Page 1 of 2
Umlaut
Posted: Tue Nov 12, 2002 10:20 am
by ssc.blum
Hello!
I want Webinator to index words which contain german Umlauts like ä, ö or ü. Does anyone know how to do this?
Thanks.
Umlaut
Posted: Tue Nov 12, 2002 10:46 am
by John
Yes, there are a couple of ways you can do it, depending on which version of Webinator you have, and your operating system. If you set your locale to the German locale it will automatically index words with umlauts, as well as search them case-insensitively. In Vortex scripts it can be accomplished with something similar to:
<SQL "set locale='de'"></SQL>
When that is not an option you can change the index expression to also index the high-bit characters. An appropriate expression is:
[\alnum\x80-\xff]{2,30}
which can be set via gw -k or <SQL "set addexp">
Umlaut
Posted: Thu Nov 14, 2002 8:00 am
by ssc.blum
John: Thank you for your fast response.
Yes, that was the problem. I had to set the locales to german locale and change the index expression. Unfortunately the Webinator is indexing only some words with umlauts. The others aren't indexed. With non-umlaut-words I doesn't have any problems.
Umlaut
Posted: Thu Nov 14, 2002 9:29 am
by mark
Please change your handle back to something that's not designed to look like someone else's (eg someoneelse's handle with a trailing underscore) as you've done.
Umlaut
Posted: Thu Nov 14, 2002 9:33 am
by mark
Did you unindex before or rewalk clean with the new expression?

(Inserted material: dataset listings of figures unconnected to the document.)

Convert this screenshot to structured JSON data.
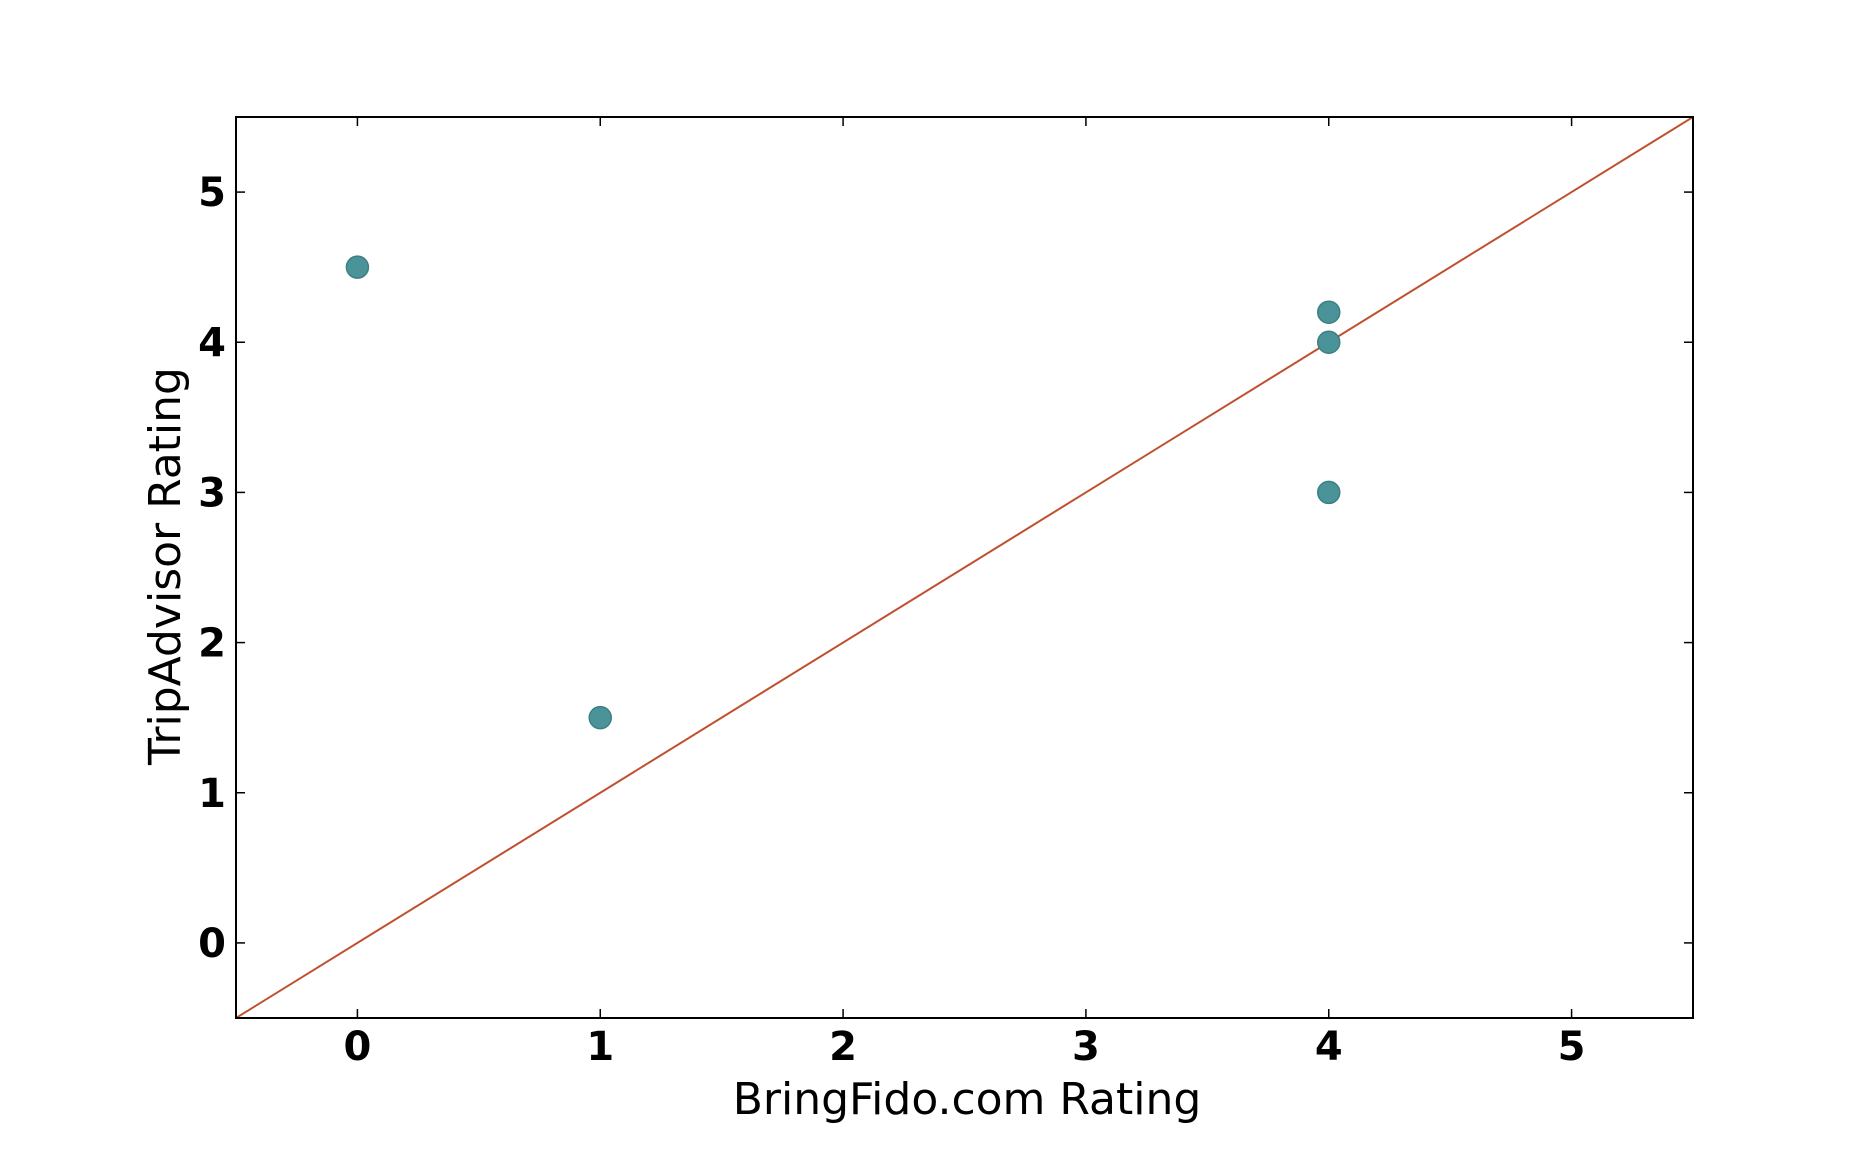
{
  "chart_data": {
    "type": "scatter",
    "xlabel": "BringFido.com Rating",
    "ylabel": "TripAdvisor Rating",
    "xlim": [
      -0.5,
      5.5
    ],
    "ylim": [
      -0.5,
      5.5
    ],
    "x_ticks": [
      0,
      1,
      2,
      3,
      4,
      5
    ],
    "y_ticks": [
      0,
      1,
      2,
      3,
      4,
      5
    ],
    "x_tick_labels": [
      "0",
      "1",
      "2",
      "3",
      "4",
      "5"
    ],
    "y_tick_labels": [
      "0",
      "1",
      "2",
      "3",
      "4",
      "5"
    ],
    "grid": false,
    "points": [
      {
        "x": 0,
        "y": 4.5
      },
      {
        "x": 1,
        "y": 1.5
      },
      {
        "x": 4,
        "y": 4.2
      },
      {
        "x": 4,
        "y": 4.0
      },
      {
        "x": 4,
        "y": 3.0
      }
    ],
    "reference_line": {
      "x": [
        -0.5,
        5.5
      ],
      "y": [
        -0.5,
        5.5
      ]
    },
    "colors": {
      "marker": "#4a9499",
      "marker_edge": "#3b7f84",
      "reference_line": "#c0502f"
    }
  }
}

Can you provide an example page where it does not index the umlauts?
Umlaut
Posted: Thu Nov 14, 2002 10:18 am
by ssc.blum
Ok, back to my old handle.

The script that is used deletes the whole database before creating a new one.
The weird thing about this, is that for example in one text block:
"es muss gewährleistet sein, dass ... , d.h. Änderungen müssen sowohl im ..."

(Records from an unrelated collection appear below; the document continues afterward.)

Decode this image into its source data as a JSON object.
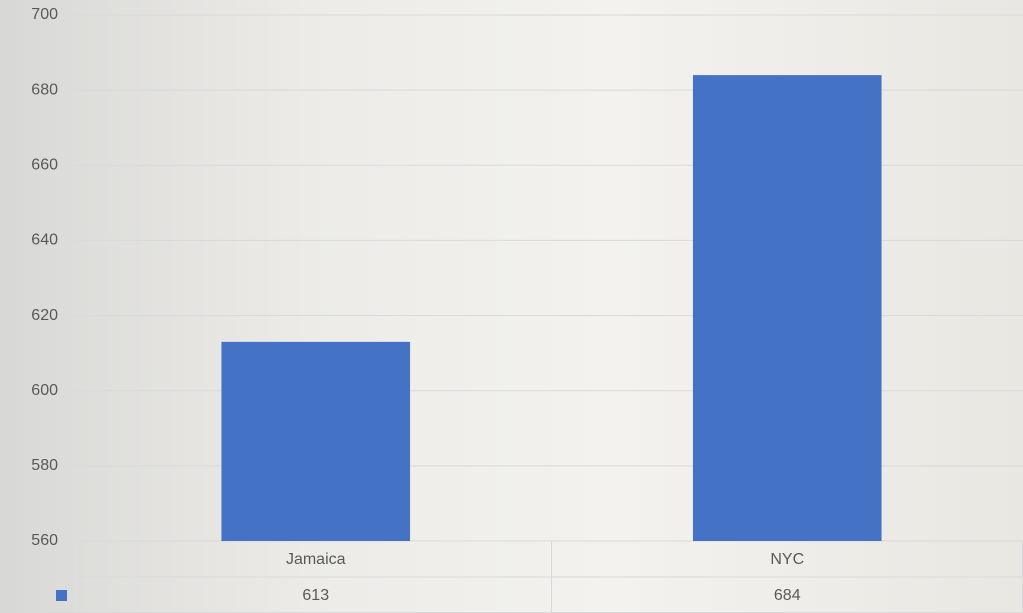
{
  "chart_data": {
    "type": "bar",
    "categories": [
      "Jamaica",
      "NYC"
    ],
    "values": [
      613,
      684
    ],
    "color": "#4472c4",
    "ylim": [
      560,
      700
    ],
    "yticks": [
      560,
      580,
      600,
      620,
      640,
      660,
      680,
      700
    ],
    "grid": true
  }
}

"gewährleistet" is found, "Änderungen" and "müssen" is not found.
Umlaut
Posted: Thu Nov 14, 2002 10:50 am
by mark
Did you set the locale when searching as well as when creating the index?
I'm able to index and find each of those terms with just changing the index expression the locale or both. Are you getting any error messages within the source of the results page?
Umlaut
Posted: Thu Nov 14, 2002 12:14 pm
by ssc.blum
Yes, I have set the locale in the script and there are no error messages at all.
Umlaut
Posted: Thu Nov 14, 2002 2:25 pm
by mark
What're your gw and texis versions?
gw -version
texis -version
What's your gw command line?
Umlaut
Posted: Fri Nov 15, 2002 4:49 am
by ssc.blum
Webinator WWW Site Indexer Version 2.56 (Commercial)
Copyright(c) 1995,1996,1997,1998,1999,2000 Thunderstone EPI Inc.
Release: 20010117
Texis Web Script (Vortex) Copyright (c) 1996-2001 Thunderstone - EPI, Inc.
Commercial Webinator Version 3.01.979767712 of Jan 17, 2001 (powerpc-ibm-aix4.3.2.0)
gw -k[\alnum\x00-\xFF]{2,30} -Usuchmasc.dc -Psuchmasc.dc -dDEUTSCH
But I don't know what the "-U" and "-P" options are good for, cause I didn't made this command.